Caption: The Manu Ora team are celebrating three years since their doors opened to whānau (patients).
Now this is a milestone moment – wow! We are SO grateful to be celebrating 3 years of serving our whānau and community here at Manu Ora! Yes, 3 years ago we opened the doors of our where.
We just wanted to say a huge, HUGE, thank you to everyone who has supported us in our kaupapa to support whānau on their hauora journey and enhance health outcomes here in Wairau. It’s a true team and community effort – and “iti nei iti nei ka taea” (with small consistent steps we will get there)!
Here is a bit more of a story about how we’ve come to this point in our journey…
Three years ago, Dr Sara and Dr Rachel ‘leapt into’ the kaupapa of Manu Ora “wanting to do something for people who really needed” quality healthcare. Three years – and three awards later – we’re taking a moment to reflect how far we have come.
Manu Ora is a partnership between Te Piki Oranga (a Māori wellness provider) and Nuku Health. The partnership aims to change the delivery of primary healthcare in Wairau, with a focus on improving health equity, and a fulfilling workplace for kaimahi (employees).
“What became really evident early on in the planning process was it wasn’t a sustainable business model in the traditional sense of general practice, meaning it was always going to lose money,” says Dr Sara. But the traditional GP practice model is barely faring much better. The Health and Disability System Review Panel (2020) recommended a deliberate move away from the current “capitation” funding model within five years. A 2023 Te Whatu Ora report added “findings that general practice is significantly underfunded”.
“That’s when we decided to go down the charitable route and explore how to make this work and provide holistic care under the Te Ao Māori model, which really focused on Māori health equity and removing any barriers that Māori have had to quality healthcare in the past.”
“Be that trauma from previous experiences, or not being able to establish quality relationships with their healthcare team because they don’t have enough time in the practice to get to know each other, or through cost.”
Dr Rachel says Manu Ora are mandated to go the ‘extra mile’ for the wider community. She explains 72% of our funding came from not central government but from contracts with Te Aka Whai Ora (Māori Health Authority) and funders like the Rātā Foundation.
“They recognise the importance and see the value of our kaupapa,” Dr Sara says. “If you get it right for Māori, you get it right for everyone.”
Dr Rachel says the kaupapa behind Manu Ora also came about from observing the growing number of ‘burnt out’ clinicians. “The burnout or distress was about working in a health model that didn’t allow you to do what was needed for that patient”. Manu Ora works through a Te Ao Māori worldview, encompassing a holistic understanding of health.
“It allows us to give more time for patients to understand where they come from, what their challenges or vulnerabilities are. Why they present to us, like they do,” she says. “We’ve moulded our service in response to need. For example, when we discovered our whānau were kai-insecure, we started the Pātaka Kai (foodbank). We’ve built on having close collaborations within our community and listening to their needs.”
“The ability to engage in the Te Ao Māori model has increased massively because of every single kaimahi’s personal commitment to do so. To learn, grow, and enhance the tikanga and open themselves up to patients,” says Dr Sara.

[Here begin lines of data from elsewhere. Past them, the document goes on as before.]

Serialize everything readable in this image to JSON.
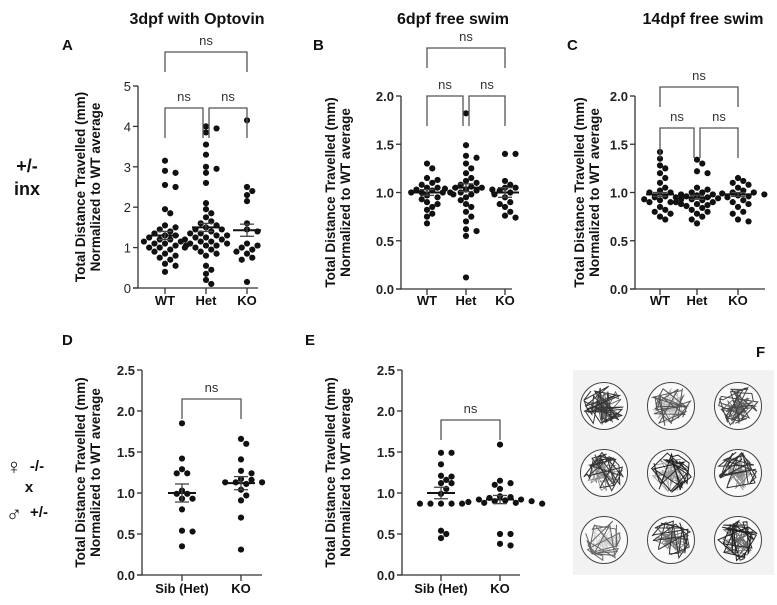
{
  "column_titles": [
    "3dpf with Optovin",
    "6dpf free swim",
    "14dpf free swim"
  ],
  "row_labels": {
    "top": [
      "+/-",
      "inx"
    ],
    "bottom": {
      "female_symbol": "♀",
      "female_genotype": "-/-",
      "cross": "x",
      "male_symbol": "♂",
      "male_genotype": "+/-"
    }
  },
  "colors": {
    "points": "#111111",
    "axes": "#333333",
    "brackets": "#555555",
    "panel_f_bg": "#f2f2f2"
  },
  "chart_data": [
    {
      "panel": "A",
      "type": "scatter",
      "ylabel": [
        "Total Distance Travelled (mm)",
        "Normalized to WT average"
      ],
      "categories": [
        "WT",
        "Het",
        "KO"
      ],
      "ylim": [
        0,
        5
      ],
      "yticks": [
        "0",
        "1",
        "2",
        "3",
        "4",
        "5"
      ],
      "ytick_values": [
        0,
        1,
        2,
        3,
        4,
        5
      ],
      "series": [
        {
          "name": "WT",
          "mean": 1.3,
          "sem": 0.1,
          "values": [
            3.15,
            2.9,
            2.85,
            2.55,
            2.5,
            1.95,
            1.85,
            1.55,
            1.5,
            1.45,
            1.4,
            1.35,
            1.3,
            1.25,
            1.2,
            1.15,
            1.1,
            1.1,
            1.05,
            1.0,
            1.0,
            0.95,
            0.9,
            0.85,
            0.8,
            0.75,
            0.7,
            0.6,
            0.55,
            0.4,
            1.15,
            1.2,
            1.3,
            1.05
          ]
        },
        {
          "name": "Het",
          "mean": 1.5,
          "sem": 0.1,
          "values": [
            4.0,
            3.95,
            3.85,
            3.55,
            3.3,
            3.0,
            2.95,
            2.85,
            2.6,
            2.1,
            1.95,
            1.85,
            1.75,
            1.65,
            1.6,
            1.55,
            1.5,
            1.45,
            1.4,
            1.35,
            1.3,
            1.25,
            1.2,
            1.15,
            1.1,
            1.05,
            1.0,
            0.95,
            0.9,
            0.85,
            0.8,
            0.55,
            0.45,
            0.35,
            0.2,
            0.1,
            1.3,
            1.2,
            1.1,
            1.0,
            1.45,
            1.35,
            1.25,
            1.15,
            1.05
          ]
        },
        {
          "name": "KO",
          "mean": 1.43,
          "sem": 0.15,
          "values": [
            4.15,
            2.5,
            2.4,
            2.3,
            2.15,
            1.6,
            1.45,
            1.4,
            1.1,
            1.05,
            1.0,
            0.95,
            0.9,
            0.85,
            0.75,
            0.7,
            0.15
          ]
        }
      ],
      "comparisons": [
        {
          "pair": [
            "WT",
            "Het"
          ],
          "label": "ns"
        },
        {
          "pair": [
            "Het",
            "KO"
          ],
          "label": "ns"
        },
        {
          "pair": [
            "WT",
            "KO"
          ],
          "label": "ns"
        }
      ]
    },
    {
      "panel": "B",
      "type": "scatter",
      "ylabel": [
        "Total Distance Travelled (mm)",
        "Normalized to WT average"
      ],
      "categories": [
        "WT",
        "Het",
        "KO"
      ],
      "ylim": [
        0,
        2
      ],
      "yticks": [
        "0.0",
        "0.5",
        "1.0",
        "1.5",
        "2.0"
      ],
      "ytick_values": [
        0,
        0.5,
        1,
        1.5,
        2
      ],
      "series": [
        {
          "name": "WT",
          "mean": 1.0,
          "sem": 0.03,
          "values": [
            1.3,
            1.25,
            1.15,
            1.13,
            1.1,
            1.08,
            1.05,
            1.03,
            1.02,
            1.0,
            1.0,
            0.98,
            0.97,
            0.95,
            0.93,
            0.9,
            0.88,
            0.85,
            0.82,
            0.78,
            0.75,
            0.68,
            1.05,
            1.0
          ]
        },
        {
          "name": "Het",
          "mean": 1.05,
          "sem": 0.04,
          "values": [
            1.82,
            1.49,
            1.38,
            1.36,
            1.3,
            1.25,
            1.2,
            1.15,
            1.12,
            1.1,
            1.08,
            1.06,
            1.05,
            1.04,
            1.03,
            1.02,
            1.0,
            0.98,
            0.95,
            0.92,
            0.88,
            0.85,
            0.8,
            0.75,
            0.7,
            0.62,
            0.6,
            0.55,
            0.12,
            1.05,
            1.03,
            1.0
          ]
        },
        {
          "name": "KO",
          "mean": 1.0,
          "sem": 0.05,
          "values": [
            1.4,
            1.4,
            1.12,
            1.08,
            1.05,
            1.05,
            1.02,
            1.0,
            0.98,
            0.95,
            0.9,
            0.88,
            0.85,
            0.8,
            0.76,
            0.74
          ]
        }
      ],
      "comparisons": [
        {
          "pair": [
            "WT",
            "Het"
          ],
          "label": "ns"
        },
        {
          "pair": [
            "Het",
            "KO"
          ],
          "label": "ns"
        },
        {
          "pair": [
            "WT",
            "KO"
          ],
          "label": "ns"
        }
      ]
    },
    {
      "panel": "C",
      "type": "scatter",
      "ylabel": [
        "Total Distance Travelled (mm)",
        "Normalized to WT average"
      ],
      "categories": [
        "WT",
        "Het",
        "KO"
      ],
      "ylim": [
        0,
        2
      ],
      "yticks": [
        "0.0",
        "0.5",
        "1.0",
        "1.5",
        "2.0"
      ],
      "ytick_values": [
        0,
        0.5,
        1,
        1.5,
        2
      ],
      "series": [
        {
          "name": "WT",
          "mean": 0.98,
          "sem": 0.02,
          "values": [
            1.42,
            1.35,
            1.28,
            1.25,
            1.2,
            1.15,
            1.1,
            1.05,
            1.02,
            1.0,
            0.98,
            0.96,
            0.95,
            0.93,
            0.92,
            0.9,
            0.88,
            0.85,
            0.82,
            0.8,
            0.78,
            0.75,
            0.72,
            1.0,
            0.95,
            0.9
          ]
        },
        {
          "name": "Het",
          "mean": 0.95,
          "sem": 0.02,
          "values": [
            1.34,
            1.3,
            1.22,
            1.2,
            1.05,
            1.03,
            1.0,
            0.98,
            0.96,
            0.95,
            0.94,
            0.93,
            0.92,
            0.9,
            0.88,
            0.86,
            0.84,
            0.82,
            0.8,
            0.78,
            0.75,
            0.72,
            0.68,
            1.0,
            0.97,
            0.93,
            0.9,
            0.87
          ]
        },
        {
          "name": "KO",
          "mean": 0.98,
          "sem": 0.02,
          "values": [
            1.15,
            1.12,
            1.1,
            1.08,
            1.05,
            1.02,
            1.0,
            0.99,
            0.98,
            0.96,
            0.95,
            0.92,
            0.9,
            0.88,
            0.85,
            0.8,
            0.78,
            0.72,
            0.7,
            1.0,
            0.97
          ]
        }
      ],
      "comparisons": [
        {
          "pair": [
            "WT",
            "Het"
          ],
          "label": "ns"
        },
        {
          "pair": [
            "Het",
            "KO"
          ],
          "label": "ns"
        },
        {
          "pair": [
            "WT",
            "KO"
          ],
          "label": "ns"
        }
      ]
    },
    {
      "panel": "D",
      "type": "scatter",
      "ylabel": [
        "Total Distance Travelled (mm)",
        "Normalized to WT average"
      ],
      "categories": [
        "Sib (Het)",
        "KO"
      ],
      "ylim": [
        0,
        2.5
      ],
      "yticks": [
        "0.0",
        "0.5",
        "1.0",
        "1.5",
        "2.0",
        "2.5"
      ],
      "ytick_values": [
        0,
        0.5,
        1,
        1.5,
        2,
        2.5
      ],
      "series": [
        {
          "name": "Sib (Het)",
          "mean": 1.0,
          "sem": 0.11,
          "values": [
            1.85,
            1.42,
            1.29,
            1.24,
            1.24,
            1.03,
            0.99,
            0.99,
            0.93,
            0.93,
            0.8,
            0.54,
            0.53,
            0.35
          ]
        },
        {
          "name": "KO",
          "mean": 1.12,
          "sem": 0.08,
          "values": [
            1.66,
            1.6,
            1.41,
            1.27,
            1.24,
            1.17,
            1.16,
            1.13,
            1.13,
            1.13,
            1.11,
            1.04,
            0.97,
            0.91,
            0.7,
            0.31
          ]
        }
      ],
      "comparisons": [
        {
          "pair": [
            "Sib (Het)",
            "KO"
          ],
          "label": "ns"
        }
      ]
    },
    {
      "panel": "E",
      "type": "scatter",
      "ylabel": [
        "Total Distance Travelled (mm)",
        "Normalized to WT average"
      ],
      "categories": [
        "Sib (Het)",
        "KO"
      ],
      "ylim": [
        0,
        2.5
      ],
      "yticks": [
        "0.0",
        "0.5",
        "1.0",
        "1.5",
        "2.0",
        "2.5"
      ],
      "ytick_values": [
        0,
        0.5,
        1,
        1.5,
        2,
        2.5
      ],
      "series": [
        {
          "name": "Sib (Het)",
          "mean": 1.0,
          "sem": 0.07,
          "values": [
            1.49,
            1.49,
            1.35,
            1.21,
            1.2,
            1.16,
            1.12,
            1.12,
            1.05,
            0.99,
            0.87,
            0.87,
            0.87,
            0.87,
            0.87,
            0.54,
            0.5,
            0.45
          ]
        },
        {
          "name": "KO",
          "mean": 0.92,
          "sem": 0.05,
          "values": [
            1.59,
            1.15,
            1.12,
            1.1,
            1.05,
            0.96,
            0.95,
            0.94,
            0.92,
            0.92,
            0.91,
            0.9,
            0.9,
            0.89,
            0.88,
            0.88,
            0.87,
            0.5,
            0.5,
            0.38,
            0.36
          ]
        }
      ],
      "comparisons": [
        {
          "pair": [
            "Sib (Het)",
            "KO"
          ],
          "label": "ns"
        }
      ]
    }
  ],
  "panel_f": {
    "label": "F",
    "content": "locomotion-tracking-wells",
    "rows": 3,
    "cols": 3
  }
}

The team were absolutely delighted to have their mahi recognised in not one, but three awards at the Marlborough ‘Business Excellence Awards’ in 2023. The team were “incredibly honoured” to receive the coveted Supreme Business Award, the Community Impact Award and the Emerging Business Award.
But the good news for the team doesn’t stop there. Dr Sara has also just heard she’s been awarded a scholarship. This award from the SWR Scholarship Fund will enable her to attend the ‘Company Directors’ Course’, the benchmark for directors and senior leaders reporting to boards in Aotearoa New Zealand. Dr Sara has 20 years’ experience in governance, starting from her time as a medical student at the University of Otago and continuing with various boards in Marlborough.
“It’s such an honour to receive this scholarship. As someone who lives and breathes not-for-profit in my mahi, the recognition of the importance of excellent governance in this space is amazing.” Dr Sara had previously considered undertaking the course but had not been able to justify the expense given the “not-for-profit organisations I serve”.
Good things go in threes. “It’ll be exciting to see where the next three years can take us!”.